La lettre du shom / Lettre n°20  

14-06-2004



Niveau de la mer : des mesures permanentes au bénéfice de tous

Ronan LEROY


Un réseau national d'observation

 


Le Réseau d'Observatoires du NIveau des Mers, RONIM, est un programme destiné à mesurer le niveau des eaux par l'installation permanente de marégraphes numériques dans les ports principaux (1) de France. Les marégraphes intégrés dans RONIM sont des appareils à enregistrement numérique, basés sur une mesure de tirant d'air (capteur au-dessus de la surface de l'eau) avec une précision de l'ordre du centimètre. La logistique mise en place permet de recueillir les mesures aussi souvent que nécessaire.

Ces résultats ont été atteints grâce à une modernisation récente du réseau : les mesures sont faites à partir de télémètres radar (le temps écoulé entre l'émission de l'onde et la réception du signal réfléchi par la surface de l'eau est traduit en hauteur) ; les centrales d'acquisition sont interrogées automatiquement à distance depuis les locaux de l'EPSHOM et peuvent émettre des alarmes en cas de problèmes de fonctionnement.

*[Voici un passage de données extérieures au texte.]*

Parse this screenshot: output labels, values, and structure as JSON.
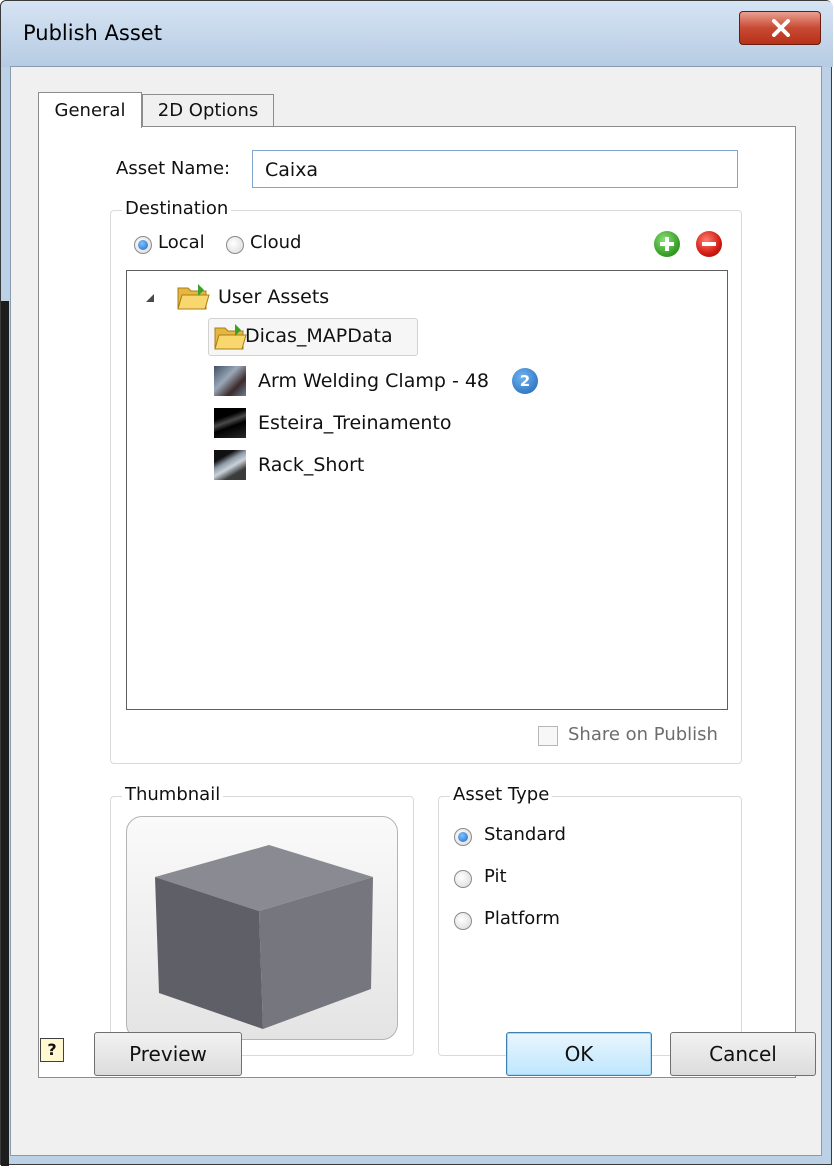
{
  "window": {
    "title": "Publish Asset"
  },
  "tabs": [
    {
      "label": "General",
      "active": true
    },
    {
      "label": "2D Options",
      "active": false
    }
  ],
  "asset_name": {
    "label": "Asset Name:",
    "value": "Caixa"
  },
  "destination": {
    "legend": "Destination",
    "options": [
      {
        "label": "Local",
        "checked": true
      },
      {
        "label": "Cloud",
        "checked": false
      }
    ],
    "add_icon": "add-circle-green",
    "remove_icon": "remove-circle-red",
    "tree": {
      "root": "User Assets",
      "items": [
        {
          "label": "Dicas_MAPData",
          "icon": "folder-icon",
          "selected": true
        },
        {
          "label": "Arm Welding Clamp - 48",
          "icon": "asset-thumbnail",
          "badge": "2"
        },
        {
          "label": "Esteira_Treinamento",
          "icon": "asset-thumbnail"
        },
        {
          "label": "Rack_Short",
          "icon": "asset-thumbnail"
        }
      ]
    },
    "share_on_publish": {
      "label": "Share on Publish",
      "checked": false,
      "enabled": false
    }
  },
  "thumbnail": {
    "legend": "Thumbnail",
    "image": "gray-cube"
  },
  "asset_type": {
    "legend": "Asset Type",
    "options": [
      {
        "label": "Standard",
        "checked": true
      },
      {
        "label": "Pit",
        "checked": false
      },
      {
        "label": "Platform",
        "checked": false
      }
    ]
  },
  "footer": {
    "help_label": "?",
    "preview_label": "Preview",
    "ok_label": "OK",
    "cancel_label": "Cancel"
  },
  "colors": {
    "title_bar": "#bcd0e6",
    "close_button": "#c84a33",
    "radio_selected": "#1c6bc4",
    "add_green": "#3aa22a",
    "remove_red": "#d01b12",
    "cube_gray": "#6e6e76"
  }
}
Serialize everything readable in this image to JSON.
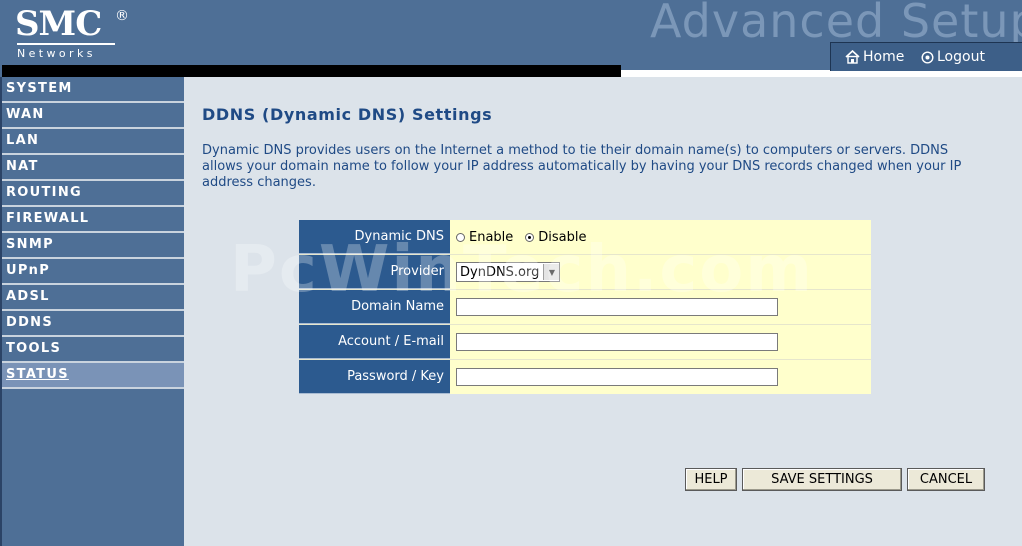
{
  "header": {
    "logo_brand": "SMC",
    "logo_reg": "®",
    "logo_sub": "Networks",
    "title": "Advanced Setup",
    "home_label": "Home",
    "logout_label": "Logout"
  },
  "sidebar": {
    "items": [
      {
        "label": "SYSTEM"
      },
      {
        "label": "WAN"
      },
      {
        "label": "LAN"
      },
      {
        "label": "NAT"
      },
      {
        "label": "ROUTING"
      },
      {
        "label": "FIREWALL"
      },
      {
        "label": "SNMP"
      },
      {
        "label": "UPnP"
      },
      {
        "label": "ADSL"
      },
      {
        "label": "DDNS"
      },
      {
        "label": "TOOLS"
      },
      {
        "label": "STATUS",
        "active": true
      }
    ]
  },
  "main": {
    "title": "DDNS (Dynamic DNS) Settings",
    "description": "Dynamic DNS provides users on the Internet a method to tie their domain name(s) to computers or servers. DDNS allows your domain name to follow your IP address automatically by having your DNS records changed when your IP address changes."
  },
  "form": {
    "dynamic_dns_label": "Dynamic DNS",
    "enable_label": "Enable",
    "disable_label": "Disable",
    "selected": "Disable",
    "provider_label": "Provider",
    "provider_value": "DynDNS.org",
    "domain_label": "Domain Name",
    "domain_value": "",
    "account_label": "Account / E-mail",
    "account_value": "",
    "password_label": "Password / Key",
    "password_value": ""
  },
  "buttons": {
    "help": "HELP",
    "save": "SAVE SETTINGS",
    "cancel": "CANCEL"
  },
  "watermark": "PcWinTech.com",
  "colors": {
    "header_bg": "#4e6f96",
    "label_bg": "#2c5a8f",
    "value_bg": "#ffffcc",
    "title_text": "#1f4a85",
    "page_bg": "#dce3ea"
  }
}
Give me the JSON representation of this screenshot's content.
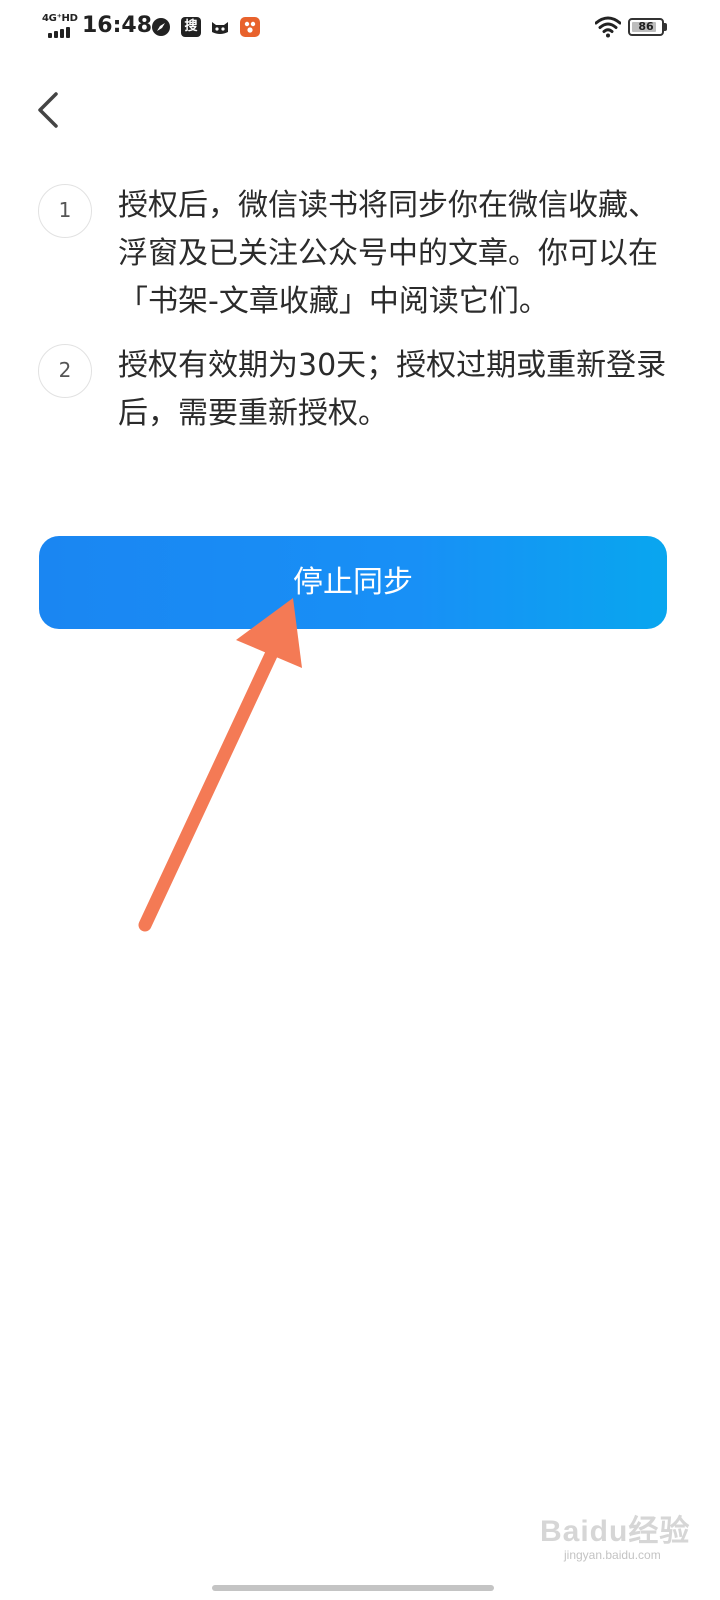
{
  "status_bar": {
    "network_label": "4G⁺HD",
    "time": "16:48",
    "search_app_label": "搜",
    "battery_level": "86",
    "battery_fraction": 0.86,
    "icons": [
      "compass-icon",
      "search-app-icon",
      "cat-icon",
      "app-icon",
      "wifi-icon",
      "battery-icon"
    ]
  },
  "header": {
    "back_icon": "chevron-left-icon"
  },
  "steps": [
    {
      "number": "1",
      "text": "授权后，微信读书将同步你在微信收藏、浮窗及已关注公众号中的文章。你可以在「书架-文章收藏」中阅读它们。"
    },
    {
      "number": "2",
      "text": "授权有效期为30天；授权过期或重新登录后，需要重新授权。"
    }
  ],
  "actions": {
    "stop_sync_label": "停止同步"
  },
  "annotation": {
    "arrow_color": "#f47a55"
  },
  "watermark": {
    "main": "Baidu经验",
    "sub": "jingyan.baidu.com"
  },
  "colors": {
    "button_start": "#1a86f2",
    "button_end": "#09a6ef",
    "text": "#2b2b2b"
  }
}
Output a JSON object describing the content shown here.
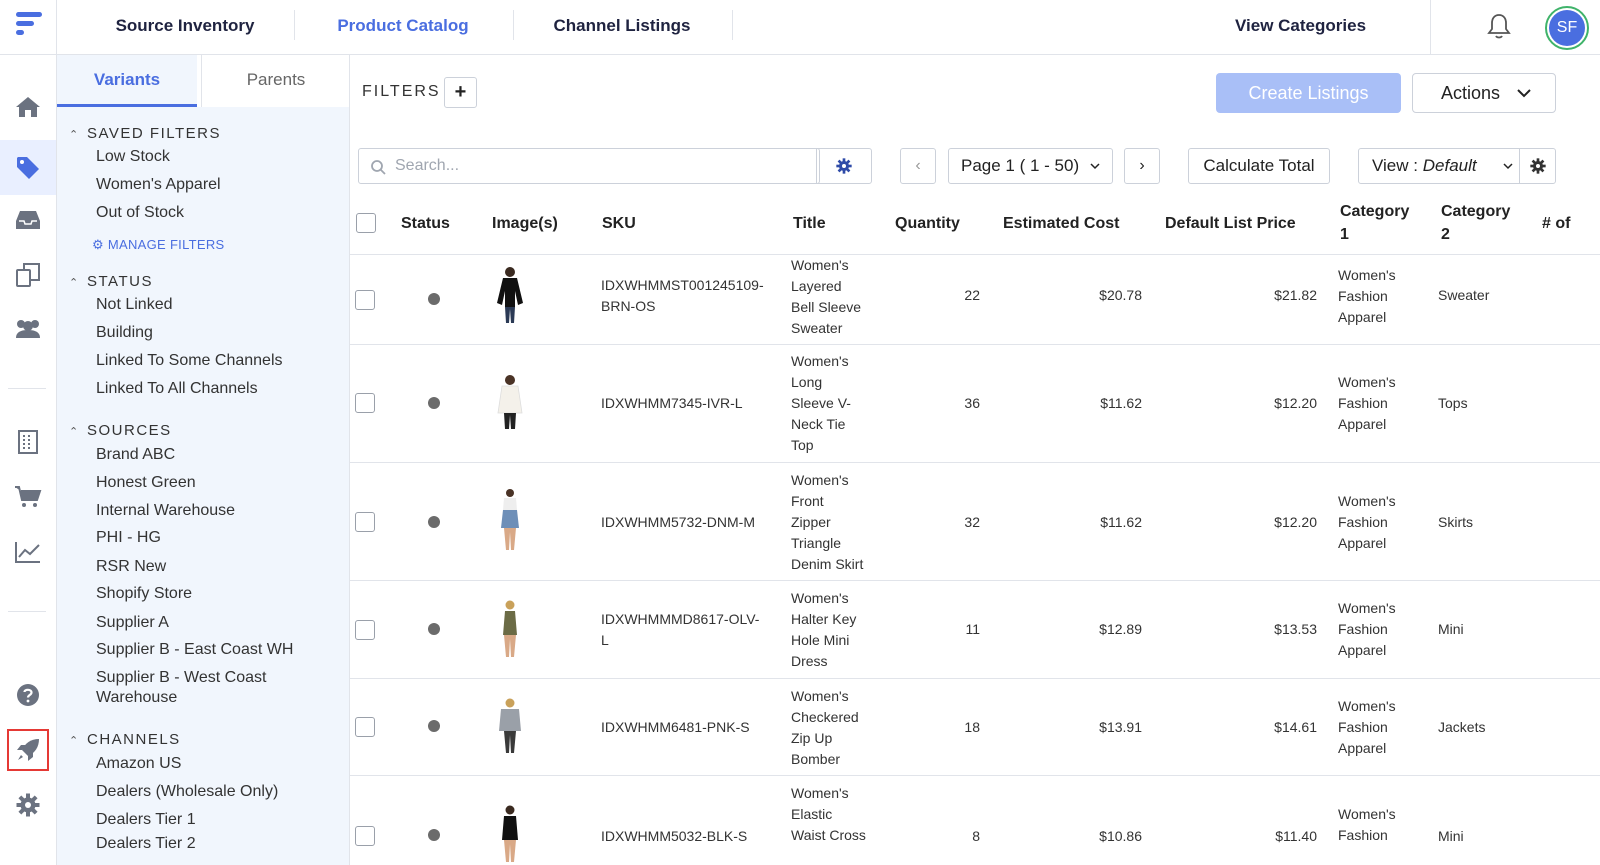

(1) " Ports principaux " et non " principaux ports " ; les ports principaux sont ceux qui font l'objet de calculs directs de prédictions de marée par le SHOM (22 ports sur les côtes de France métropolitaine). Pour les autres, dits ports rattachés, les valeurs de temps et de hauteur d'eau sont déduites de celles des ports principaux par application de corrections données par des tables (155 ports rattachés pour la France).


Un développement régulier

 


RONIM, conçu pour améliorer sensiblement la connaissance du niveau de la mer et de ses conséquences sur le littoral, s'est considérablement développé ces dernières années. Pour répondre aux nombreuses demandes de mesures de qualité exprimées par les ingénieurs et les scientifiques, RONIM doit être un réseau complet et fiable, avec une couverture géographique suffisante pour pouvoir déduire du niveau mesuré une connaissance continue, dans le temps et dans l'espace, du niveau de la mer. Il comprend maintenant 20 marégraphes en France métropolitaine. La couverture est presque achevée ; quelques ports importants comme Roscoff ou Saint-Nazaire restent cependant à équiper. De plus, le déploiement du réseau outre-mer devrait commencer en 2004.



Des besoins variés

 


L'amélioration des moyens de transmission des données, comme l'utilisation de la téléphonie moderne (GSM), des satellites ou d'Internet favorisera la mise à disposition en temps réel des données à la communauté scientifique, notamment à ceux de ses membres qui expriment leurs préoccupations quant aux évolutions du climat et de l'environnement. Car l'utilisation par des scientifiques est bien l'une des raisons d'être de ce réseau. En témoigne le serveur de données mis en place sur Internet par l'université de La Rochelle (SONEL).
Pas moins de 67 organismes de recherche se sont déjà abonnés à ce service, parmi lesquels la cellule Previmar de Météo-France, soucieuse de valider grâce à ces mesures son système de prévision des inondations et des tempêtes. Le tremblement de terre qui s'est produit dernièrement en Algérie a également suscité un vif intérêt pour les marégraphes de la côte méditerranéenne qui ont enregistré un mini tsunami. Le dernier forum du programme mondial de l'UNESCO concernant l'étude des variations du niveau de la mer s'est tenu en octobre 2003. Il réunissait les experts mondiaux autour de ce thème, et le rôle de la France, notamment par l'exploitation du réseau RONIM, a été réaffirmé.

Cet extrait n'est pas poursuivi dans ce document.